On the solution of systems of quadratic equations modeling load distribution in electric circuits (Q1902854)

Consider a system of algebraic equations \[ \begin{aligned} X(A_x x+ A_y y+ b_p)- Y(A_y x- A_y+ b_m) & = R_x,\tag{1}\\ X(A_y x- A_x y+ b_m)+ Y(A_x x+ A_y y+ b_p) & = R_y,\end{aligned} \] where \(A_x= (A_{xij})\), \(A_y= (A_{yij})\) are square \(n\)-dimensional matrices, \(b_m\), \(b_p\), \(R_x\), \(R_y\) are \(n\)-dimensional vectors \(X= \text{diag}(x)\), \(Y= \text{diag}(y)\), \(z= (x^T, y^T)^T\) are variables.

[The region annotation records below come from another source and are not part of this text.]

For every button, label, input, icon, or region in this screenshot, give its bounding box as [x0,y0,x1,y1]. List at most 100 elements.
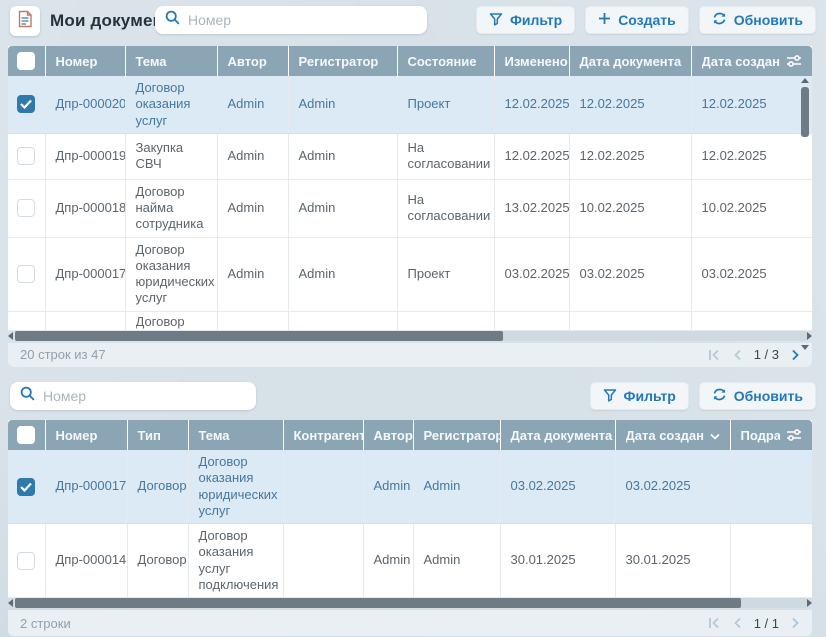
prev-page-icon[interactable] [733,617,742,629]
table-row[interactable]: Дпр-000018 Договор найма сотрудника Admi… [8,179,812,237]
cell-doc-date: 12.02.2025 [569,76,691,133]
filter-button[interactable]: Фильтр [590,382,689,410]
cell-number: Дпр-000017 [45,237,125,311]
cell-registrar: Admin [288,76,397,133]
cell-type: Договор [127,450,188,524]
refresh-button[interactable]: Обновить [699,382,816,410]
toolbar-buttons-top: Фильтр Создать Обновить [476,6,816,34]
first-page-icon[interactable] [708,617,721,629]
column-settings-icon[interactable] [786,54,802,68]
col-header-created[interactable]: Дата создания [691,46,812,76]
col-header-author[interactable]: Автор [217,46,288,76]
col-header-author[interactable]: Автор [363,420,413,450]
cell-state: Проект [397,237,494,311]
col-header-created[interactable]: Дата создания [615,420,730,450]
search-box-top [155,6,427,34]
cell-registrar: Admin [288,133,397,179]
refresh-button[interactable]: Обновить [699,6,816,34]
cell-number: Дпр-000020 [45,76,125,133]
first-page-icon[interactable] [708,349,721,361]
col-header-type[interactable]: Тип [127,420,188,450]
table-row[interactable]: Дпр-000014 Договор Договор оказания услу… [8,524,812,598]
horizontal-scrollbar[interactable] [8,598,812,608]
table-footer: 2 строки 1 / 1 [8,610,812,636]
search-box-bottom [10,382,256,410]
next-page-icon[interactable] [791,617,800,629]
horizontal-scroll-thumb[interactable] [15,331,503,341]
horizontal-scrollbar[interactable] [8,331,812,341]
next-page-icon[interactable] [791,349,800,361]
vertical-scroll-thumb[interactable] [801,87,809,137]
col-header-registrar[interactable]: Регистратор [413,420,500,450]
row-checkbox[interactable] [17,552,35,570]
col-header-modified[interactable]: Изменено [494,46,569,76]
col-header-doc-date[interactable]: Дата документа [500,420,615,450]
filter-button[interactable]: Фильтр [476,6,575,34]
cell-created: 30.01.2025 [615,524,730,598]
scroll-left-arrow[interactable] [8,332,13,340]
rows-count-label: 20 строк из 47 [20,347,106,362]
col-header-state[interactable]: Состояние [397,46,494,76]
cell-created: 10.02.2025 [691,179,812,237]
plus-icon [598,12,611,28]
scroll-left-arrow[interactable] [8,599,13,607]
cell-number: Дпр-000018 [45,179,125,237]
filter-icon [489,12,503,29]
cell-registrar: Admin [288,237,397,311]
cell-department [730,524,812,598]
prev-page-icon[interactable] [733,349,742,361]
col-header-department[interactable]: Подразделение [730,420,812,450]
row-checkbox[interactable] [17,147,35,165]
horizontal-scroll-thumb[interactable] [15,598,741,608]
filter-icon [603,388,617,405]
search-input[interactable] [43,388,246,404]
scroll-right-arrow[interactable] [807,599,812,607]
search-icon [20,386,35,406]
table-row[interactable]: Дпр-000017 Договор оказания юридических … [8,237,812,311]
cell-theme: Договор оказания юридических услуг [125,237,217,311]
vertical-scrollbar[interactable] [799,78,811,350]
row-checkbox[interactable] [17,199,35,217]
col-header-counterparty[interactable]: Контрагент [283,420,363,450]
cell-type: Договор [127,524,188,598]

All matrices, vectors and variables are real-valued. The paper deals with two reductions of computations when solving equation (1) to a concave programming problem (CPP). First, equation (1) is rewritten into the identity \(ab= [(a+ b)^2- (a- b)^2]/4\) for \(a\), \(b\) being real numbers, and further introducing two artificial variables. Necessary conditions of compatibility between the solutions of equation (1) and this CPP are given in terms of its parameters. The solution proceeds for fixed parameters of the CPP as the following problem: \[ \max \varphi_s(z)= \sum_k \varphi_k(z)= z^T Q_s z+ q^T_s z- r_s\tag{2} \] s.t. \(z\in D= \{z: \varphi_k(z)\leq 0, k= 1,\dots, 2n\}\), where \(\varphi_k(z)= z^T Q(w^k)z+ q^T(w^k)z- r(w^k)\), \(Q(w^k)= \sum^{2n}_{i= 1} w_i kQ^i\), \(z^T Q^iz= x_i F_{pi}- y_i F_{mi}\) and \(z^T Q^{i+ n}z= x_i F_{pi}+ y_i F_{pi}\) are given by \(F_{pi}= \sum_j A_{xij} x_j+ A_{yij} y_j\) and \(F_{mi}= \sum_j A_{yij} x_j- A_{xij} y_j\) for \(i= 1,\dots, n\). Deleting index \(k\) for simplicity, vectors \(q= [(Ub_p+ Vb_m)^T\), \((- Ub_m+ Vb_p)^T]^T\) and \(r= z^T[Q(w) z+ q]^T\), where \(w=(u^T,v^T)^T\), \(U= \text{diag}(u)\), \(V= \text{diag}(v)\), \(W= \text{diag}(w)\). To localize the solution of equation (1), a construction of sequences of \(w^k\) for equation (2) is given within sets of suitable combinations \(W^+ =\{w^k: w^k\in E^{2n}, \lambda_m(x)> 0\}\), \(\lambda_m(\cdot)\) denotes the minimal eigenvalue of \((\cdot)\). Procedures for cutting-off local solutions of equation (2) are given. Equation (1) is a model of the power balance problem in power networks.